I think of the movie as a depiction of what it's like to live by an invisible principle (represented by the invisible rabbit Harvey): the Good.

This principle (of the good) is a fundamental option for each of us.  We can be "smart," i.e., cunning and self-interested, or we can be "pleasant," i.e., courteous and self-deprecating.  Only the latter attitude lets the good, i.e., Harvey, appear. For Elwood, living this invisible principle made Harvey real for him.  By the end of the movie others were beginning to "see" Harvey as well.  Along the way Elwood faced plenty of opposition.

The problem is that living a good life invites a negative response from those for whom the good is a threat.  "Let us beset the good one. . ." Wisdom 2:12-20; Jn 15:18-19.  As Germain Grisez noted in his book Christian Moral Principles (Ch.22, q. G, sec. 10 [p. 541in hardcover book])::
Anyone who truly lives a good life will be hated, [since] one of original sin's effects is to take away the moral motivation of genuine human community and make moral goodness costly.  Jesus, by dying as he did, presents us with a telling example, probably the most horrifying possible, of the situation of a good person in this sinful world. 
Elwood ended up in an insane asylum.  And in the two real life examples shown below (Thomas More and Sophie Scholl), both were beheaded!

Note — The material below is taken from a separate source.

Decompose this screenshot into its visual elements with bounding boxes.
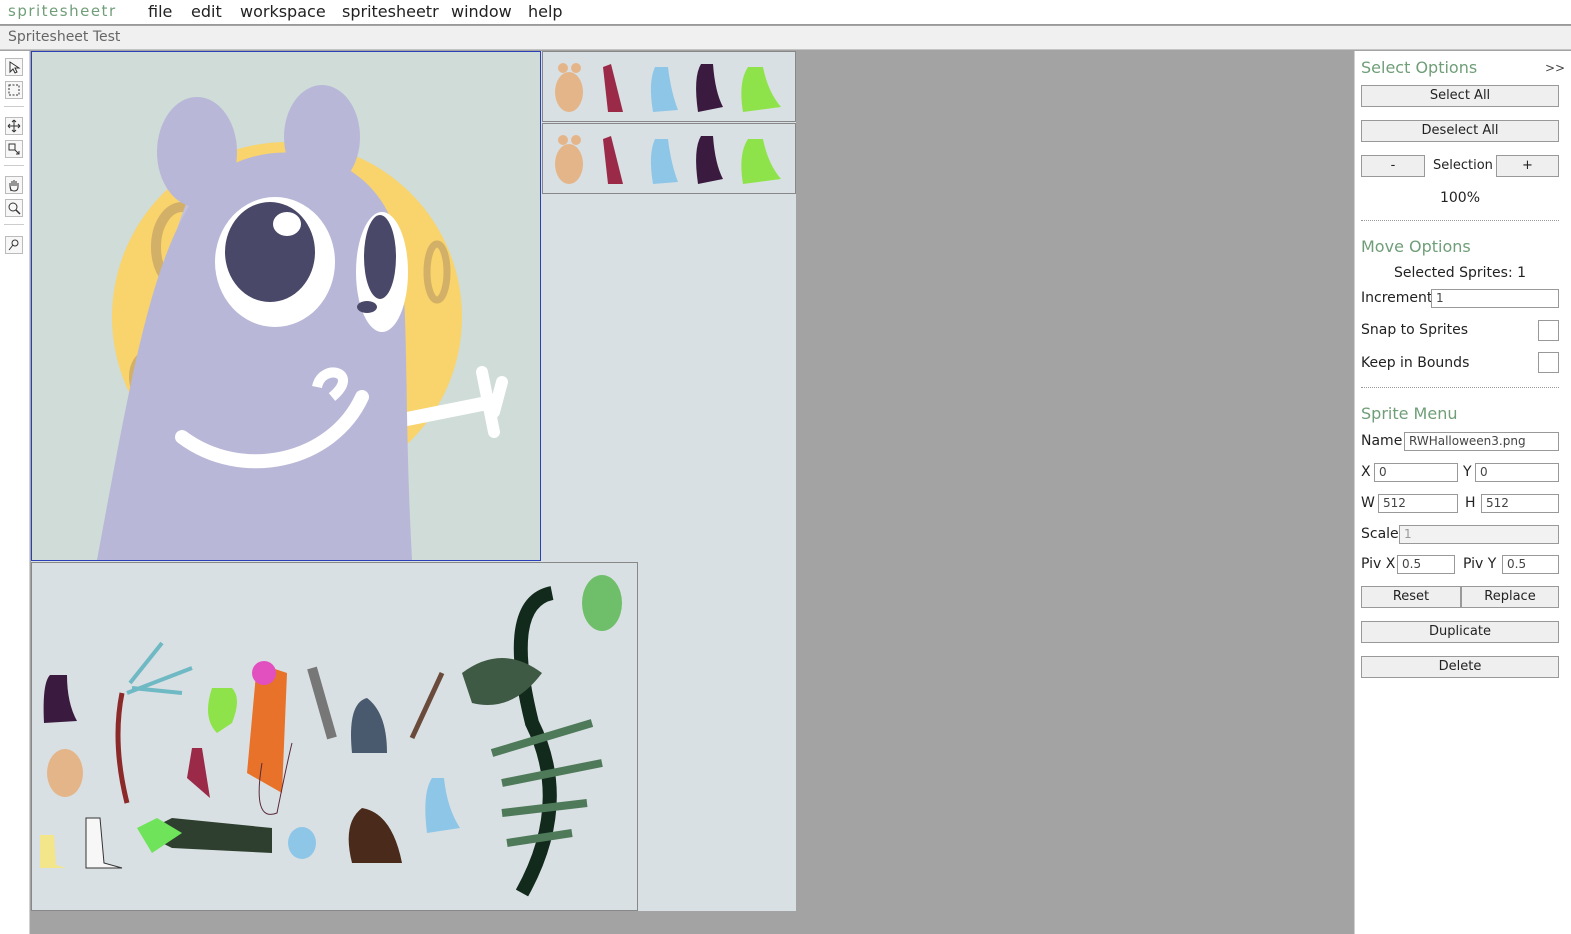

I ask myself, do I have the courage to live the invisible principle of the good, so to make it visible in the world?  It's a serious question because here's how Grisez (Ibid, ch.23, q. D, sec. 4) sees the options:

[C]hildren of God continue to live in a sinful and largely unredeemed world, where ultimately there are only three choices: to join the world, and so abandon Jesus; to seek either to destroy evil or wholly segregate oneself from it, and so betray him by becoming a zealot or a Pharisee; or to try to convert the world with the love of Jesus, and so share in his fate. One will share his fate because not all of the sinful world accepts salvation, and that part which rejects it hates Jesus and his followers (see Jn 15.16–18; 16.1–4). “For what credit is it, if when you do wrong and are beaten for it you take it patiently? But if when you do right and suffer for it you take it patiently, you have God’s approval. For to this you have been called, because Christ also suffered for you, leaving you an example, that you should follow in his steps” (1 Pt 2.20–21).
 Only in life will the answer (and possibly Harvey!) be revealed. (Let's hope and pray he is!)